Веласко кивнул. Он усмехнулся в бороду, словно говоря: «Вы в дерьме, а я хорошо знаю, каково это». Открыл дверь, позволив ливню залить порог:
— Удачи. Я позвоню вам, когда раздобуду список палачей, «импортированных» во Францию.
Касдан и Волокин бросились к седану. Дом Веласко находился в жилом квартале Рей-Мальмезон. По обе стороны шоссе были видны только густые кусты и столетние деревья.
Волокин по-прежнему держал в руке блокнот с координатами Петера Хансена, политического беженца, преследовавшего чилийских палачей. Они поняли друг друга без слов. Впереди у них целая ночь, чтобы идти по политическому следу.
34
Спустя полчаса Касдан маневрировал в тесном квартале Восемнадцатого округа, обливаясь потом от страха поцарапать свою тачку. Улица Рике.
Улица Пажоль. И наконец, слева улица Гваделупы. Под проливным дождем эта узкая, как кишка, улица смахивала на барабан стиральной машины, в котором полоскались припаркованные машины. Петер Хансен жил в доме четырнадцать. Строение неопределенного возраста, зажатое между другими домами, словно пыльная коробка.
Универсальный ключ. Несколько слов консьержу, и вот они уже поднимаются на шестой этаж. Без лифта.
Лестница провоняла мастикой, лампы не горели. Они ступали по ступенькам при уличном свете, пробивавшемся в окна на каждом этаже.
На шестом этаже они нашли дверь Хансена — его фамилия была написана на карточке фломастером. Касдан подтянул штаны, поправил куртку и постарался выглядеть дружелюбным. Большой старый плюшевый дядя-полицейский. Он позвонил в дверь. Тишина. Позвонил снова. Опять ничего. Переглянулся с Волокиным: из-под двери пробивался свет.
Он забарабанил в дверь:
— Полиция. Откройте!
Русский уже вытащил «глок». Армянин тоже достал оружие, тихонько ругнувшись. Он толкнул дверь плечом, просто чтобы проверить запоры. Она не была заперта. Касдан отступил, чтобы распахнуть дверь ударом ноги.
И тут дверь открылась. На пороге показался высокий тощий мужчина, длинноволосый, с проседью в бороде.
— Кто вы такие? — спросил он очень спокойно.
Касдан спрятал оружие за спиной.
— Мы из полиции, — мягко произнес он. — Я майор Касдан. А это капитан Волокин. Вы действительно Петер Хансен?
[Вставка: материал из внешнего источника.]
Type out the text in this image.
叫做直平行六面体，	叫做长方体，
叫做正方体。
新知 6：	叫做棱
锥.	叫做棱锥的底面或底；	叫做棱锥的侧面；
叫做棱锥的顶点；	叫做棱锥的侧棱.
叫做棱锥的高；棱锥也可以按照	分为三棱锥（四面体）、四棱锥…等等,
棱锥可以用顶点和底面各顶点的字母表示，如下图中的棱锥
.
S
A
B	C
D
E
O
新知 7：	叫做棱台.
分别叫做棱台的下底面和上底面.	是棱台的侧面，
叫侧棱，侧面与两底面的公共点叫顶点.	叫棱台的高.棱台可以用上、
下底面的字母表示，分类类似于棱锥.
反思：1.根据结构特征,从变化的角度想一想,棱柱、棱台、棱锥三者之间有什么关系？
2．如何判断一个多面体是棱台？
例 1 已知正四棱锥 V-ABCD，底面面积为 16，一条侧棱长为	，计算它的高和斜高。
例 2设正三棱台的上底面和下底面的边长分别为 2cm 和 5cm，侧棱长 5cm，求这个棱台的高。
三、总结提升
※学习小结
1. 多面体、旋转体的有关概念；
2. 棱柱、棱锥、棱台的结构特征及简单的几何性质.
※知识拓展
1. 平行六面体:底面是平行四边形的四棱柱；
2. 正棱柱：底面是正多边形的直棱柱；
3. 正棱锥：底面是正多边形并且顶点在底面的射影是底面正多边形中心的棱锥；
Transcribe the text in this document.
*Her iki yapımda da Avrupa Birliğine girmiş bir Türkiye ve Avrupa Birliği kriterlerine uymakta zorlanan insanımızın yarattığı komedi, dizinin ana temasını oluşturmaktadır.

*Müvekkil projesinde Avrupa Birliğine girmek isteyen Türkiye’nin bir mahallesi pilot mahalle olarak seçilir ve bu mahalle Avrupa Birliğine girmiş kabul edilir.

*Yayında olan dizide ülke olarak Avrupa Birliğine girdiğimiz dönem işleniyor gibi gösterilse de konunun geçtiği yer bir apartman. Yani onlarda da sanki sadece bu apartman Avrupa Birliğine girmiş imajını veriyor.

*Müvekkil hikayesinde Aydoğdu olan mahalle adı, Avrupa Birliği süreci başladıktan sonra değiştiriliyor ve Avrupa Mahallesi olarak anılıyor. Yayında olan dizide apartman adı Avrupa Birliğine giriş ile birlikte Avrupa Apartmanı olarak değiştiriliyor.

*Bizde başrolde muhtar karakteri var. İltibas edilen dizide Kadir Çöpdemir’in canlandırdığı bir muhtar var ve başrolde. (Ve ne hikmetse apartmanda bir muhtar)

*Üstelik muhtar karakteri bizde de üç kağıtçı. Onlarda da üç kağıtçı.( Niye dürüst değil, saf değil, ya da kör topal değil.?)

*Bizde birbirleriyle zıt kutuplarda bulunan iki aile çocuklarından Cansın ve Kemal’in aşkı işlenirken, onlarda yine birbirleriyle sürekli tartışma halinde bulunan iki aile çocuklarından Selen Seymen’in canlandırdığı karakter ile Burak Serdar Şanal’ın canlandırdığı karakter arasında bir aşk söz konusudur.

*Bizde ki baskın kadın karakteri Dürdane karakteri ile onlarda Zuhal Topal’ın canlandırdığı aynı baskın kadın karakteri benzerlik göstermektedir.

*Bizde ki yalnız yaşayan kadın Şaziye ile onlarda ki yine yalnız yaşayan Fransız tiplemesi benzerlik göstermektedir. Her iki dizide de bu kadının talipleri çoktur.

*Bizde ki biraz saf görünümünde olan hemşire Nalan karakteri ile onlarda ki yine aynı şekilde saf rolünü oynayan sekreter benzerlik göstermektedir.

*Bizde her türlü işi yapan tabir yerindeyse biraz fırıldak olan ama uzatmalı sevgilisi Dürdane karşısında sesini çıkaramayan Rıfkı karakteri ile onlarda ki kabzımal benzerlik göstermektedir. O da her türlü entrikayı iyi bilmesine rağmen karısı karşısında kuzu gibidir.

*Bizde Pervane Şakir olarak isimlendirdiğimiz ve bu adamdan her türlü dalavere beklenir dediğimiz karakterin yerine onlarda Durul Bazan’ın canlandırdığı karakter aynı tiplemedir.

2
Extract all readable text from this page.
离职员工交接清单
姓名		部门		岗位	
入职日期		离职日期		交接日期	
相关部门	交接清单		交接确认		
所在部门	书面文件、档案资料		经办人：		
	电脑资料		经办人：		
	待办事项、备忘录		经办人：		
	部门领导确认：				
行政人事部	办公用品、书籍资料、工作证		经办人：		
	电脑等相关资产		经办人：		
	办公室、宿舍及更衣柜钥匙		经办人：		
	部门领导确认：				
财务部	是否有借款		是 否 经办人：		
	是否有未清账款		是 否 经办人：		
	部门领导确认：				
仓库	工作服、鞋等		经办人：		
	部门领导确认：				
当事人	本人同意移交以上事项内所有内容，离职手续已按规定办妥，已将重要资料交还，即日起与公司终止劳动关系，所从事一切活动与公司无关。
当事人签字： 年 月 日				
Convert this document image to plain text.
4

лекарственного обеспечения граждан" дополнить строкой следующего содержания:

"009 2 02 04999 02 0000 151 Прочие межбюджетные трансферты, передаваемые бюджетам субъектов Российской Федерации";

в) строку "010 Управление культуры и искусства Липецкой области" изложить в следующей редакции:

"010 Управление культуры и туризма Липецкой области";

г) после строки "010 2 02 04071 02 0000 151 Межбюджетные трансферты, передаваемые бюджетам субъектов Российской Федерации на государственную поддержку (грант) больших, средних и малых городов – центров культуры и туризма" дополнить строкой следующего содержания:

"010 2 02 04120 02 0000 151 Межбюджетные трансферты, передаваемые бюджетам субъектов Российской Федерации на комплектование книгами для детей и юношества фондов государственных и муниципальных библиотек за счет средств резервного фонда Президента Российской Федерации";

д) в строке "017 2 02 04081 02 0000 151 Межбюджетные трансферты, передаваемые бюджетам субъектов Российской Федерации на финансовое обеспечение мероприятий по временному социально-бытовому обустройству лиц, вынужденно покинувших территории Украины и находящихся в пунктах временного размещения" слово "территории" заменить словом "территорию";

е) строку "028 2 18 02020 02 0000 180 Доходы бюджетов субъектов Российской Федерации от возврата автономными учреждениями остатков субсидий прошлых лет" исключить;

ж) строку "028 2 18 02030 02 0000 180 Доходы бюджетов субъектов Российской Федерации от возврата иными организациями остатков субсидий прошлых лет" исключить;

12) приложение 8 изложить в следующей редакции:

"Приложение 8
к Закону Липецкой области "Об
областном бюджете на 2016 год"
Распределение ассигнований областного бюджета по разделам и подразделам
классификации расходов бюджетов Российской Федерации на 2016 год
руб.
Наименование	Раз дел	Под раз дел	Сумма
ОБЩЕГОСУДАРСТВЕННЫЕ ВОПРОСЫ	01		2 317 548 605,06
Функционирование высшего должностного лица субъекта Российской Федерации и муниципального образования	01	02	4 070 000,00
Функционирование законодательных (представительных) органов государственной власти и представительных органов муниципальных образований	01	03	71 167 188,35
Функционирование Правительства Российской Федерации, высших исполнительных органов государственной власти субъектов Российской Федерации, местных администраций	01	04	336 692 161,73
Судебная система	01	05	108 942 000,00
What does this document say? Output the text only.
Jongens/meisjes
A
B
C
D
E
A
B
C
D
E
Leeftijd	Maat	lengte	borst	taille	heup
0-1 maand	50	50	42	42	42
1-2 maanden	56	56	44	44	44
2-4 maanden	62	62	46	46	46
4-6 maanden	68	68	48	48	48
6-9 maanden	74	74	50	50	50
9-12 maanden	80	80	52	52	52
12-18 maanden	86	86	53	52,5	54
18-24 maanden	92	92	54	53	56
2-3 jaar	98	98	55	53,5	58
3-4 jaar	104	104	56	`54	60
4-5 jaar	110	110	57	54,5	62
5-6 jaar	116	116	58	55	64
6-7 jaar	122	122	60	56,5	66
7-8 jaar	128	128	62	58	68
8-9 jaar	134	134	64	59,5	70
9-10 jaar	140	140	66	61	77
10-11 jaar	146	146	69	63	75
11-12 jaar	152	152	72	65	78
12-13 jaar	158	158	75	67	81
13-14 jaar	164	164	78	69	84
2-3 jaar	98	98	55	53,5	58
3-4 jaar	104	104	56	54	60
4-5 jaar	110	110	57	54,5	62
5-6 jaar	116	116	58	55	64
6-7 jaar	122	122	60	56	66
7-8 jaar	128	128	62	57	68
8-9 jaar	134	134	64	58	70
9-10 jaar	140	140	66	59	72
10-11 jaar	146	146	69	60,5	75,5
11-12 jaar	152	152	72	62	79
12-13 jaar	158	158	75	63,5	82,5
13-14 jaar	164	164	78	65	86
Мужчина кивнул в ответ. На нем был бежевый полотняный фартук, в руке — деревянная ложка. Казалось, он ничуть не удивился появлению двух типов, на которых падал свет из прихожей. Спокойный и непринужденный, швед походил на того, кем он, несомненно, и был: типичный старый холостяк, стряпает себе ужин, пусть и немного поздно по французским понятиям.
— Можно войти? Нам надо задать вам несколько вопросов.
— Прошу.
Развернувшись, Хансен предложил им следовать за собой. Напарники незаметно убрали оружие и по узкому коридору прошли в крошечную гостиную. Продавленный диван и два потертых кресла окружали черный матросский сундук, заменявший низкий столик. По стенам развешаны разноцветные пончо. Кожаные маски, вещицы из лазурита, керамика, стремена из резного дерева, старинные медные навигационные приборы дополняли убранство. Касдан подумал, что подобными безделицами, вероятно, торгуют старьевщицы Сантьяго и Вальпараисо.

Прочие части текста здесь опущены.